O final da apuração das eleições municipais levantou dúvidas sobre a credibilidade do processo de contagem de votos. A reportagem do Jornal da Manhã recebeu denúncias a respeito de um aparente “sumiço” das mídias das urnas ímpares.
De acordo com a chefe do cartório da 326ª zona eleitoral, Telma Luzia do Prado, o mal-entendido se trata do processo de agregação de seções, uma prática orientada pelo Tribunal Regional Eleitoral em caso de escassez de urnas em perfeitas condições.
Segundo Telma, o procedimento é usual e ocorre em todo ano eleitoral: duas seções são agregadas em uma única urna. Desta forma, garante-se a efetividade de todo o processo eleitoral, já que as urnas em má condição são inutilizadas.
As seções ímpares são agregadas com as pares e na hora da impressão do voto, as duas seções são registradas como apenas uma; no caso, a par.
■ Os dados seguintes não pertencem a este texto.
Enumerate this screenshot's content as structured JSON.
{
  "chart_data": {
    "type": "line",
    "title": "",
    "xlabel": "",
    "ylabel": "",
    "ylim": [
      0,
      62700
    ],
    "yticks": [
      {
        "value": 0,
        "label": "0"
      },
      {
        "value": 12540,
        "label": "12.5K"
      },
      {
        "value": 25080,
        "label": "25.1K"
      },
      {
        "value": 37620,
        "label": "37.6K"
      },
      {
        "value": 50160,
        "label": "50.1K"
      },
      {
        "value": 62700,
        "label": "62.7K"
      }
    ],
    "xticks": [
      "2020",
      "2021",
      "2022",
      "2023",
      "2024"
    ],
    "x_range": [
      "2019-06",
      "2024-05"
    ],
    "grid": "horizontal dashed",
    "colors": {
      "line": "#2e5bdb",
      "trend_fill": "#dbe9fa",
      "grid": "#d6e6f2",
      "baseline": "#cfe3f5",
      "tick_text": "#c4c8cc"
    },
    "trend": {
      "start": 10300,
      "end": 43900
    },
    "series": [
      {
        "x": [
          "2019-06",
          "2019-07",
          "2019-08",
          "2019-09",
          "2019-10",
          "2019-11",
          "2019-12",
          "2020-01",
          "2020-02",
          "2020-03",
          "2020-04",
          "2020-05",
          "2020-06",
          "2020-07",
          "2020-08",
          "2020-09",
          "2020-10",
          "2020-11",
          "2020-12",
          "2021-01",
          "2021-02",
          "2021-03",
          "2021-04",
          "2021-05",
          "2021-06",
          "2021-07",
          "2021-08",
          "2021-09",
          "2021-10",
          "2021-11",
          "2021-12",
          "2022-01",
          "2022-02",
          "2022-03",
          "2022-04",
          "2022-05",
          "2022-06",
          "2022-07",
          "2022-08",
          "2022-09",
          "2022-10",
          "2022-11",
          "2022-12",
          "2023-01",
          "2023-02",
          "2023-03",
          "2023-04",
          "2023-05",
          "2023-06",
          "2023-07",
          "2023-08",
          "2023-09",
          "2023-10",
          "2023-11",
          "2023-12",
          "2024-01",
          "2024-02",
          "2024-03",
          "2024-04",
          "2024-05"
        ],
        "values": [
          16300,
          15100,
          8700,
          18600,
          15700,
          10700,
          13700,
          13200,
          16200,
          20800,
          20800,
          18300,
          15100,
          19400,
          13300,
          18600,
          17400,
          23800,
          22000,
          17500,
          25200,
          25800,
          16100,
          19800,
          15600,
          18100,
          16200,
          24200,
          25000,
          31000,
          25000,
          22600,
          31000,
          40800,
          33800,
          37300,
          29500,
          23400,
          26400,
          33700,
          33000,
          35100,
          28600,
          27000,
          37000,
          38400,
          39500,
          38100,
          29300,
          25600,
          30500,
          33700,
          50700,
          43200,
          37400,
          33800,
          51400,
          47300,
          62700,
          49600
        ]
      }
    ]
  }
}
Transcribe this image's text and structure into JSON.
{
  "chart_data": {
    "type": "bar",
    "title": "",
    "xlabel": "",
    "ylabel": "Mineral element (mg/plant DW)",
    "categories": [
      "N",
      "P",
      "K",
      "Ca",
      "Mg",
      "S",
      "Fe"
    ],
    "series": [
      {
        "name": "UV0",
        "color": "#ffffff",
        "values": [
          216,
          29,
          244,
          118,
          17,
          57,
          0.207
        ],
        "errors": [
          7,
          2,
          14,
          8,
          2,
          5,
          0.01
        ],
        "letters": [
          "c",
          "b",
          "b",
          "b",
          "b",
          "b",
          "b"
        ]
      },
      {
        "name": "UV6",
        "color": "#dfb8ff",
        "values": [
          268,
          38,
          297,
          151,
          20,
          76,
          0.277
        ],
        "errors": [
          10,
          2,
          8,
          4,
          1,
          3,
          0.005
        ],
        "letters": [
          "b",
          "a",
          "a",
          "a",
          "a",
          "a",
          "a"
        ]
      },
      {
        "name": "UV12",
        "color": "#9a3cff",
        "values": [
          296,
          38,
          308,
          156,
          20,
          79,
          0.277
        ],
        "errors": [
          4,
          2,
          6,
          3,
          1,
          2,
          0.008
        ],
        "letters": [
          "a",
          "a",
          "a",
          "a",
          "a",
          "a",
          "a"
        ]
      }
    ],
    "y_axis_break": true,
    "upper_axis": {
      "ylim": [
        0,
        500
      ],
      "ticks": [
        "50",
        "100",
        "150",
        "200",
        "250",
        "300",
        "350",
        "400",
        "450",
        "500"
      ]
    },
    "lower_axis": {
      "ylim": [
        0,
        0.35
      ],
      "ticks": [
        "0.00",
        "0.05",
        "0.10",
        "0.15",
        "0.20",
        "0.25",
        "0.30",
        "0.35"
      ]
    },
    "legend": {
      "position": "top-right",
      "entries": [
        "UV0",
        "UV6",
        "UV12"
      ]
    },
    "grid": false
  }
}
Ainda de acordo com a chefe, nas eleições municipais do último dia 15 foram registradas 43 agregações, sendo cinco em Conquista/MG, quatro em Campo Florido/MG e 34 em Uberaba/MG.
As fitas em papel registram todos os votos recebidos pela urna e para confirmarem seus votos computados, os eleitores podem requisitar o material impresso.